The Atlantic, unveiled in concept form at April’s 2012 New York motor show, was scheduled to enter production later this year and go on sale in the US in around 12 months’ time, but now appears unlikely to hit showrooms before the second half of 2014.
The internal documents reveal the Atlantic’s 300,000 square metre production plant in Wilmington, Delaware will undergo retooling throughout 2012 and 2013, with a production-specification prototype anticipated to begin testing in the middle of 2013.
When completed, the plant will have an annual capacity of 250,000 vehicles, with the Atlantic capped at 125,000 per year.

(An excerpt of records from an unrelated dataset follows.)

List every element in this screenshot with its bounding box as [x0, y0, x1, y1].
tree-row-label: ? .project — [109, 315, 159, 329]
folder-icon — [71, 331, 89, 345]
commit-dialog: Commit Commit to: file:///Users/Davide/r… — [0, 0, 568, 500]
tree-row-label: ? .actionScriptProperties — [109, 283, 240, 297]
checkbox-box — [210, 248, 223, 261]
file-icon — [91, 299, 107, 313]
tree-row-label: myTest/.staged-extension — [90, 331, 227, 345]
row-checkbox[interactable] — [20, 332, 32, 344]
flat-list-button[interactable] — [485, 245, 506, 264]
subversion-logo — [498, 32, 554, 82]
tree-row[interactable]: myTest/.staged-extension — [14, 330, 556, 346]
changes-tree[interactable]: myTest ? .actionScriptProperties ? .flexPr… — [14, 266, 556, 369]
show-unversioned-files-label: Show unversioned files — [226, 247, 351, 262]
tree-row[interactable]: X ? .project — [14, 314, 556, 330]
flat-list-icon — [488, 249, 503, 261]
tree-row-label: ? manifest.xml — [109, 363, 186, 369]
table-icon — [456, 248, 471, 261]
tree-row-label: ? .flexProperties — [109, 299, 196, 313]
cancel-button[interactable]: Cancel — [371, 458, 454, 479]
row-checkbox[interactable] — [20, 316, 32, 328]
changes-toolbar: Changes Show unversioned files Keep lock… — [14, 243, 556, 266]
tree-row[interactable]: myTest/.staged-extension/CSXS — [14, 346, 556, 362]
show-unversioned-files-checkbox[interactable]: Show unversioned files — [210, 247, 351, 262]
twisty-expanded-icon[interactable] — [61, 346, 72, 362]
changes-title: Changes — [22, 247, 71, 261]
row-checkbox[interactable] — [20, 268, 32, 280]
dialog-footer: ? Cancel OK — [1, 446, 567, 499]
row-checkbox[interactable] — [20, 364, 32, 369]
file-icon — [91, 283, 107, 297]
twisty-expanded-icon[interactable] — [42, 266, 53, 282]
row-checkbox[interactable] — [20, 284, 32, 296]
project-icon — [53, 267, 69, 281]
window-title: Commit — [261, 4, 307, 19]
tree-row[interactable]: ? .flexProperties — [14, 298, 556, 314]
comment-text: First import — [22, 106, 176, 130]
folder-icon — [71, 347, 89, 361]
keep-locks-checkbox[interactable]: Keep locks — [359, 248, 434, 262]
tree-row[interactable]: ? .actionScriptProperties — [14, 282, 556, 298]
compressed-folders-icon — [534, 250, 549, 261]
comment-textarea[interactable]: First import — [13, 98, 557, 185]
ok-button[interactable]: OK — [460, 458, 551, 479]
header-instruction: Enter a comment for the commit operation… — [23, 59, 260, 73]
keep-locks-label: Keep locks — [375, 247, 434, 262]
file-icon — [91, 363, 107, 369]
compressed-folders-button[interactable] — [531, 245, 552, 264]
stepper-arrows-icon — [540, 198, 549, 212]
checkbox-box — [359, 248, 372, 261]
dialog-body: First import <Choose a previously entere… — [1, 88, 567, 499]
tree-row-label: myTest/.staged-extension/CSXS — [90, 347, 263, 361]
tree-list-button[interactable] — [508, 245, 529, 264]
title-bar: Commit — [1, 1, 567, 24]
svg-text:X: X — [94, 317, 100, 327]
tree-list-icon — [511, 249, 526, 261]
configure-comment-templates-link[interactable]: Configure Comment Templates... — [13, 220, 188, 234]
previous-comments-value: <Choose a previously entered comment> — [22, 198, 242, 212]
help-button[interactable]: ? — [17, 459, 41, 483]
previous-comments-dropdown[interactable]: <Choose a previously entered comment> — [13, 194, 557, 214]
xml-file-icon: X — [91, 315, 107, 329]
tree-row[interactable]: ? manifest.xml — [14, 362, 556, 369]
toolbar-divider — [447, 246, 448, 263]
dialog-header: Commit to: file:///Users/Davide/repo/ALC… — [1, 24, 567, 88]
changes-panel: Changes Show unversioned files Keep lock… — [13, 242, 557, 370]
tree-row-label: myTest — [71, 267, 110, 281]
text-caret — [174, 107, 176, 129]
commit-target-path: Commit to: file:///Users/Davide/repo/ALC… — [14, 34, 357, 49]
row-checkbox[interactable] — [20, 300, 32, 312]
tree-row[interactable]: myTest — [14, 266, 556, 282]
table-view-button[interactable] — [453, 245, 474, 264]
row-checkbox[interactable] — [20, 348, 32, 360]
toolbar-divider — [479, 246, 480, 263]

Fisker’s first and only production car to date, the larger and sportier Fisker Karma, is produced in Finland by Valmet Automotive.
Fisker’s documents identify the BMW 3-Series and 5-Series, the Mercedes-Benz C-Class and E-Class, the Audi S4 and A6, and the Jaguar XF as the Atlantic’s key rivals. The plug-in manufacturer admits its new model will need to be priced between US$50,000-US$60,000 ($50,400-$60,500) to be competitive in that market.
The Fisker Atlantic will employ a BMW-sourced 224kW four-cylinder turbocharged petrol engine as a generator, combining with a lithium-ion battery from Massachusetts-based technology company A123 Systems – the supplier of the Karma’s batteries – and one, or potentially two, electric motors.
Fisker is targeting a 0-100km/h sprint time of 6.5 seconds, just two-tenths adrift of the Karma, and CO2
emissions of just 50 grams per kilometre, which roughly translates to fuel consumption of 2.1 litres per 100km.